M. Iacub mène avec obstination un combat intellectuel systématique contre « l’ordre procréatif » (2002). Cet ordre serait celui institué par la législation, qui, tout en reconnaissant de nouveaux droits aux femmes comme le droit à la contraception et à l’avortement, leur aurait accordé un pouvoir « exorbitant » sur la grossesse, puisqu’elles peuvent, si elles le souhaitent, arrêter une grossesse ou la poursuivre, sans l’avis du père potentiel. Pour M. Iacub, en effet, les femmes ont des pouvoirs abusifs qui se retournent contre elles. Car c’est au nom de ce pouvoir sur la maternité, que les femmes sont censées assumer la plus grande part des contraintes sociales liées à la fonction parentale. Pour parvenir à une parfaite égalité des femmes et des hommes, rien de tel, selon M. Iacub, que l’ectogénèse, c’est à dire la fabrication des bébés hors du corps maternel qui seule permettra, selon elle, de dépasser des identités sexuées alignées sur cette différence biologique. Dans l’attente de ce temps « béni », dans le souci de faire reconnaître le caractère social de la filiation, M. Iacub prône la liberté totale des couples (homos et hétéros) de recourir à l’adoption ou à la Procréation Médicalement Assistée, quel que soit l’âge des parents adoptants, et la liberté totale pour les femmes de porter un enfant au profit d’autres personnes.

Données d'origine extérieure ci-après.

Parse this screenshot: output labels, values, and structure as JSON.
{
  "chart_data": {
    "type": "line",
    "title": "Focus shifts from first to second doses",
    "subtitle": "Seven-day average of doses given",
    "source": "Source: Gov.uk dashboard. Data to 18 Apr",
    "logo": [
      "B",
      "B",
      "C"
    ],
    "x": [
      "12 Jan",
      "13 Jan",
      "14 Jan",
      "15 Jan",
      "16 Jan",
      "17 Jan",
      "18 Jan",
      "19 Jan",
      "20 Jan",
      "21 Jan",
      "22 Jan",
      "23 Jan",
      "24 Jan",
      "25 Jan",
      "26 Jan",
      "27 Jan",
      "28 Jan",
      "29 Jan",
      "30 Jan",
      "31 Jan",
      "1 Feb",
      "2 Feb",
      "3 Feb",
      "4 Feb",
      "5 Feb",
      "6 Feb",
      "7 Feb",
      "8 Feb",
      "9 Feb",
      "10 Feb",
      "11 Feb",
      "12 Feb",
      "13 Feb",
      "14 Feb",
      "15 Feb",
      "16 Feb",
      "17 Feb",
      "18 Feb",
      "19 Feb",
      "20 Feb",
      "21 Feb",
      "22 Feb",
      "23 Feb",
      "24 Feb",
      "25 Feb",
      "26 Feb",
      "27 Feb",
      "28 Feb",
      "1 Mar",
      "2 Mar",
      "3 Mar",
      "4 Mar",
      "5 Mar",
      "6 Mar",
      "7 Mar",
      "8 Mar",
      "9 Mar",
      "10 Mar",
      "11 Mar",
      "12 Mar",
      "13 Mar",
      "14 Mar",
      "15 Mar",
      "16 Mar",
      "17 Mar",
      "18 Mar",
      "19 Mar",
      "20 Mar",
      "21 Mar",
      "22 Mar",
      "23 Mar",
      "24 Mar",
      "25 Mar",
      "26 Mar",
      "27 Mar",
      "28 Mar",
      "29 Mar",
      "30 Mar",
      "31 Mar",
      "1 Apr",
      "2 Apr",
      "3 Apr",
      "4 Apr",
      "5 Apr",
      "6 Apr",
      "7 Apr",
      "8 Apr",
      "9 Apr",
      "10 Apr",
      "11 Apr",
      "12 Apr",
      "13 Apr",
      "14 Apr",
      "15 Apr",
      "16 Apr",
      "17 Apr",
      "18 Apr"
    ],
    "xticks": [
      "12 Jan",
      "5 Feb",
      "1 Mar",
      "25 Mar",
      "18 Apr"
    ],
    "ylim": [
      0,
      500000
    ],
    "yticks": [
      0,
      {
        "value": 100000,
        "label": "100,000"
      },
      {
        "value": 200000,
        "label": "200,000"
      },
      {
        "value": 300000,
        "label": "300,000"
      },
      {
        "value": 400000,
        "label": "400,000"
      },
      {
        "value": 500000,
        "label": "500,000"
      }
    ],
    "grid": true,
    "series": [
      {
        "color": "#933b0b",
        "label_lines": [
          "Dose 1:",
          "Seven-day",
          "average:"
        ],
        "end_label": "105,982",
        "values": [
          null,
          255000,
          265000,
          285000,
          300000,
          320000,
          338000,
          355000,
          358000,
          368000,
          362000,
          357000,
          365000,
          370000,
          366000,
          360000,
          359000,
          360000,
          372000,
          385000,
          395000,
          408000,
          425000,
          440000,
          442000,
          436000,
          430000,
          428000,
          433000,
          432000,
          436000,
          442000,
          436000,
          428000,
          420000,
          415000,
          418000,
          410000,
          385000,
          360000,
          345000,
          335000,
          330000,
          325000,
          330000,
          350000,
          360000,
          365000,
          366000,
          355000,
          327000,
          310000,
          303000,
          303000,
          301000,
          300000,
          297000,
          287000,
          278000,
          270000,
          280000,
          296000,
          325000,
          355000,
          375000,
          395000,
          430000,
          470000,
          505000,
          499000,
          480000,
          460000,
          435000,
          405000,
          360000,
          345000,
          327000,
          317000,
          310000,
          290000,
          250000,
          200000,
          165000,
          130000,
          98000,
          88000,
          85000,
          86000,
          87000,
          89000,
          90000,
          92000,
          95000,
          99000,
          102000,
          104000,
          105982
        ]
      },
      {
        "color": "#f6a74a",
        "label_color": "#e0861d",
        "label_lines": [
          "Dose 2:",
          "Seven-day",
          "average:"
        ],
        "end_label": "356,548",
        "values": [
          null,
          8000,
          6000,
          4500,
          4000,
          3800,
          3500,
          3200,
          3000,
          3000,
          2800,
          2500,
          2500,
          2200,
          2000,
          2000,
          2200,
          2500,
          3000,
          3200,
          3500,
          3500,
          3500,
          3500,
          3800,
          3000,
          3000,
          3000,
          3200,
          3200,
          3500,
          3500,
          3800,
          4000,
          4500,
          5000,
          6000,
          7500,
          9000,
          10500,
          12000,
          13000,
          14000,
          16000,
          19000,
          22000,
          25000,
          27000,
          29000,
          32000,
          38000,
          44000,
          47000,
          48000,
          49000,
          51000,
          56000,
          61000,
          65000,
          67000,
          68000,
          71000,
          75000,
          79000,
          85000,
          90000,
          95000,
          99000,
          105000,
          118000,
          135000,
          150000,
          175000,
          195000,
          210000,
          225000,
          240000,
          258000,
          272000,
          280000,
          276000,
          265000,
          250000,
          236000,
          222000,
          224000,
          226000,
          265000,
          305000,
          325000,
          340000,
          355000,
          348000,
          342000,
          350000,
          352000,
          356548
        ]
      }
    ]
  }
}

La revendication d’égalité des gays et lesbiennes en matière de mariage, d’adoption et de procréation médicalement assistée est largement partagée par l’ensemble des féministes et par les autres composantes du mouvement social. M. Iacub ne suscite pas de grande opposition non plus quand elle dénonce l’assimilation des femmes à leur fonction procréatrice et tout ce qui vient masquer le caractère foncièrement social de la fonction parentale. La chercheuse féministe, Nicole-Claude Mathieu (1991), l’a précédée depuis longtemps sur ce terrain. Mais au-delà, M. Iacub suscite nombre d’interrogations, voire une grande hostilité parmi un certain nombre de féministes quand elle réclame, pour les individus des deux sexes et les couples, la liberté de se payer les services d’une mère porteuse, des « services sexuels » ou, si cela devient un jour possible, un enfant fabriqué en dehors du ventre des mères. Cette vision du monde dominé par les lois du marché, où tout s’achète et tout se vend, y compris le corps humain, fait totalement l’impasse sur les inégalités sociales, y compris entre femmes, qui sont la rançon inévitable de ce modèle de société. Dans un tel cadre en effet, seuls les hommes et les femmes, pourvus d’un capital économique, ont le pouvoir de décider librement de ce qu’ils veulent acheter ou vendre. Seuls des couples (hétéros ou homosexuels) fortunés peuvent se payer les services d’une mère porteuse. Pourtant, la première des libertés n’est-elle pas celle de pouvoir survivre sans vendre son corps ou ses organes ?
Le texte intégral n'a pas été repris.